The report further cites research that says that today around 60 per cent of the workers are engaged in work that didn't even exist in 1940. Quoting another piece of research, the investment bank points to the fact that technological advancements since 1980 have displaced "workers faster than it has created jobs." This, the report concludes, could mean that as AI advances further, it could reduce jobs in the short term.
As per the report, administrative and legal sectors will see the maximum impact with 46 per cent of administrative jobs and 44 per cent of legal jobs risking replacement by AI.
The FT report further mentions that a paper published last week by OpenAI, the creator of GPT-4, found that 80 per cent of the US workforce could see at least 10 per cent of their tasks performed by generative AI, based on analysis by human researchers and the company’s machine large language model (LLM).
Law enforcement agency, Europol, also warned about heightened activities by online fraudsters and cyber criminals due to rapid advances in generative AI could.

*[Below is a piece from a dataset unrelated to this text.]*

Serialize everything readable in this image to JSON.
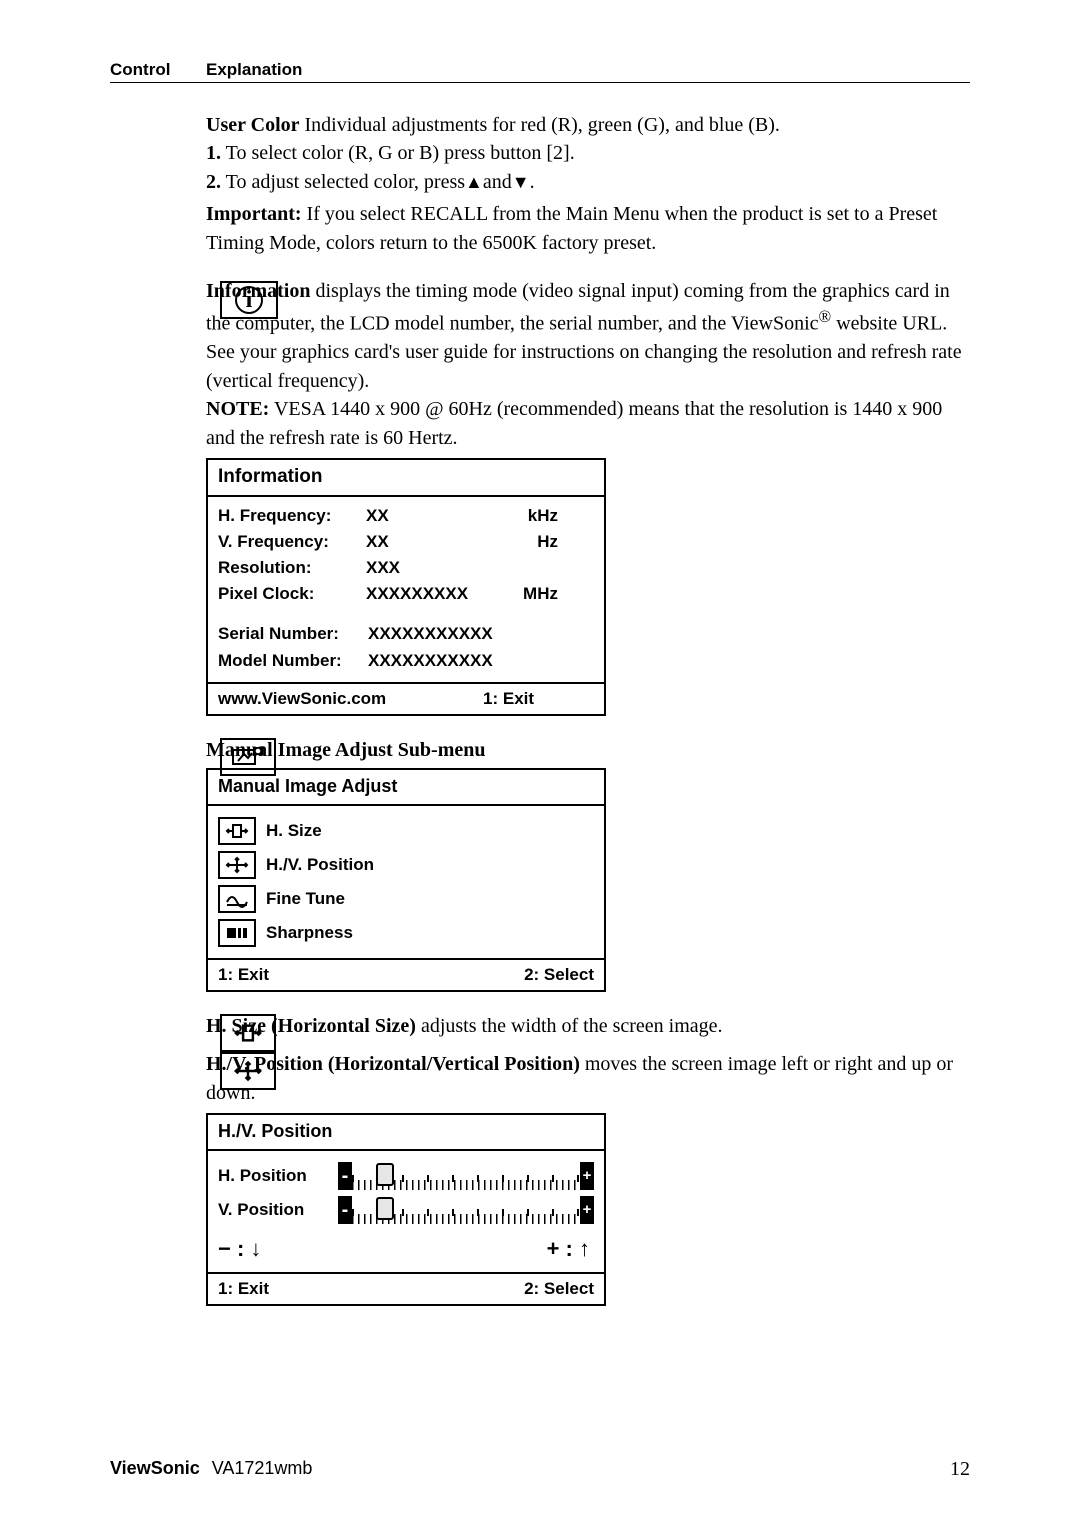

According to reports, the government is keen to promote investment in AI in the UK, which it says will "ultimately drive productivity across the economy", and has tried to reassure the public about its impact.
Media reports quoted UK's Technology Secretary Michelle Donelan, who said, "We want to make sure that AI is complementing the way we work in the UK, not disrupting it - making our jobs better, rather than taking them away."
In some cases, professionals whose jobs won't get affected, they will be hit by lower wages, the report says. The long-term impact of AI, however, was highly uncertain,
In an interaction with media, Chief Executive of the Resolution Foundation think tank Torsten Bell, said, "AI won't disrupt the way we work - but we should focus too on the potential living-standards gains from higher-productivity work and cheaper-to-run services, as well as the risk of falling behind if other firms and economies better adapt to technological change."
According to Goldman Sachs, AI would be capable of tasks such as completing tax returns for a small business; evaluating a complex insurance claim; or documenting the results of a crime scene investigation. This may deal a death knell for similar jobs.